16) Overall flow of page
I’ve seen wayyyyyyy too many pages that jump all over the place. All of the assets on your page should contribute to your ultimate measuring stick – getting people to take action. If they don’t, get rid of them & re-organize.
17) Is the page hitting the pain points?
Humans are wired to avoid pain – it’s on our DNA.
Every product or service can help to alleviate pain in some way. The job of your landing page is to make your offer sexy enough that the customer will know that if they don’t take action, they will continue to be in pain.

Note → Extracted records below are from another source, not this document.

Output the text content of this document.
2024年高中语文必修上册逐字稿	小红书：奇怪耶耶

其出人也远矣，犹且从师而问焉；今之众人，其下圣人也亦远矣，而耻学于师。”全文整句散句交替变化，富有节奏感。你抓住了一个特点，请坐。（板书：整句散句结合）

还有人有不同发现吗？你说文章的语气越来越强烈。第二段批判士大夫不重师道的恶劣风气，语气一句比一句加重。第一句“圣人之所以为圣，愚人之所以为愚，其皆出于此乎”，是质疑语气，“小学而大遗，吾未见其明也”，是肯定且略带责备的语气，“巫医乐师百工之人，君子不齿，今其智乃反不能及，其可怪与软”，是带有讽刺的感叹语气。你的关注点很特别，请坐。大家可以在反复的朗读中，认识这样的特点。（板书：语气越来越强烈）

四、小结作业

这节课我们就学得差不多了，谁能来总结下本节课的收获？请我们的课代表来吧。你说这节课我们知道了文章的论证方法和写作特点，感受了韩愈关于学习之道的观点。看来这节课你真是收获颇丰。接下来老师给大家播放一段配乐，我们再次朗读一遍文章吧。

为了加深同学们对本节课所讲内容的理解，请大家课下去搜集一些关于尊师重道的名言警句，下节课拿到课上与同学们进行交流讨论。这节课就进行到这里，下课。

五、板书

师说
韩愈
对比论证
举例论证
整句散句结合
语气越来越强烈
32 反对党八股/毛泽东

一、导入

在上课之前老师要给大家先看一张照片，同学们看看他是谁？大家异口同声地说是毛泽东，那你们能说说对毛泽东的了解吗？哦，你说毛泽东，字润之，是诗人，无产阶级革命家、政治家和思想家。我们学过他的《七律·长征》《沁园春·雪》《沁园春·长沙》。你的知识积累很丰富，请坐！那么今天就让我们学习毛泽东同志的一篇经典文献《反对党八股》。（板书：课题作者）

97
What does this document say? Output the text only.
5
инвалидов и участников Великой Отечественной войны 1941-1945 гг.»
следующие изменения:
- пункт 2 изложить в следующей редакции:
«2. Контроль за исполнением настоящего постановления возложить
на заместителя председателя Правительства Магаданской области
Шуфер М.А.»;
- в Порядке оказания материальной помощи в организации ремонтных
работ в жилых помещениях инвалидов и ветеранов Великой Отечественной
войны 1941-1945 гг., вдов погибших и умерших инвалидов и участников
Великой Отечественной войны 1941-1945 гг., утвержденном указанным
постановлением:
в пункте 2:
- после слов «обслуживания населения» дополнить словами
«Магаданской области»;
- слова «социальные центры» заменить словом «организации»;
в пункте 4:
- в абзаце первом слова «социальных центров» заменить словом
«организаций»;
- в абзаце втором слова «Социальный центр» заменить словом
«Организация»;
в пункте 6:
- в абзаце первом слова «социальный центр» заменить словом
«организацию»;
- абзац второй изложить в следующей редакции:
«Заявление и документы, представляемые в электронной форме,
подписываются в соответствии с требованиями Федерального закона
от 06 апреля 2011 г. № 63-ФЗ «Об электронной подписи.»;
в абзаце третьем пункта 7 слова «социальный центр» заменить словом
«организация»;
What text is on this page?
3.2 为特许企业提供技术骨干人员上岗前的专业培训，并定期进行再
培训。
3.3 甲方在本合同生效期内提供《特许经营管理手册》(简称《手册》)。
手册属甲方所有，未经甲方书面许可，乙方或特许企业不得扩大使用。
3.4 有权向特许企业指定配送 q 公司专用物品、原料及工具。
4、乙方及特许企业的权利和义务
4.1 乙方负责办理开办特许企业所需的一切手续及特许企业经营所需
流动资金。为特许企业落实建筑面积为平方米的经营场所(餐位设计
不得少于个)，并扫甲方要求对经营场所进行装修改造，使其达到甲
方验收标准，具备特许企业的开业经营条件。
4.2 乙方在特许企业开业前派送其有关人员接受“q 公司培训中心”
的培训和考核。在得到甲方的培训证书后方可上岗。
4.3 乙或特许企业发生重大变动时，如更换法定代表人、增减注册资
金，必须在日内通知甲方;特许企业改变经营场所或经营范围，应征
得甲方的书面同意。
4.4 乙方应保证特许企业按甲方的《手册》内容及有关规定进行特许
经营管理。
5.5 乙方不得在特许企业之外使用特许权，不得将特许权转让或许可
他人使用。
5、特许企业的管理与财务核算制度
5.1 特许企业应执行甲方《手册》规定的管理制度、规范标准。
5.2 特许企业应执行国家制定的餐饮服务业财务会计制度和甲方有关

If you can cause the user to think about their pain, they will subconsciously seek relief from that pain, and thereby be more likely to convert.
18) Showing the possible pleasure through your product/service
A lot of times, we don’t future cast enough in our landing page. It’s not enough to tell people why your offer is great, nor how easy it is to use – you have to tell them how much happier, healthier or wealthier people are after taking your offer.
19) Guarantee of results or support
These can be small sections in your page, but they serve to re-assure your visitor of their commitment.
You can say things like: “24/7 Customer Support,” or “30-Day Satisfaction Guarantee or Your Money Back,” or “100% Risk-Free.”
Simple phrases such as that re-assure your visitor that they’re making the right choice.
20) Call to action
A lot of times, you have to tell people exactly what to do and make it damn-near impossible for them to mess up … so, is your call to action clear enough? Do people know what action you want them to take? If not, get to re-writing and re-designing.
These items are all tremendously important, but are just the start of really refining and creating a truly great landing page.
And while we’re on the subject, conversion on landing pages hugely depends on the traffic and the offer (free product, paid product, application, call for more info, etc.), so it’s difficult to set baseline conversion rates you should be shooting for.
I’ve had free opt-in pages with conversions higher than 80%-85% before, but this was with very warm traffic who I had already built a strong relationship with – and I’ve had landing pages with a $97 offer convert at over 25% to semi-cold traffic.
But again, while there are a lot of variables in play, the checklist above is a great starting point to your in-depth analysis on your page.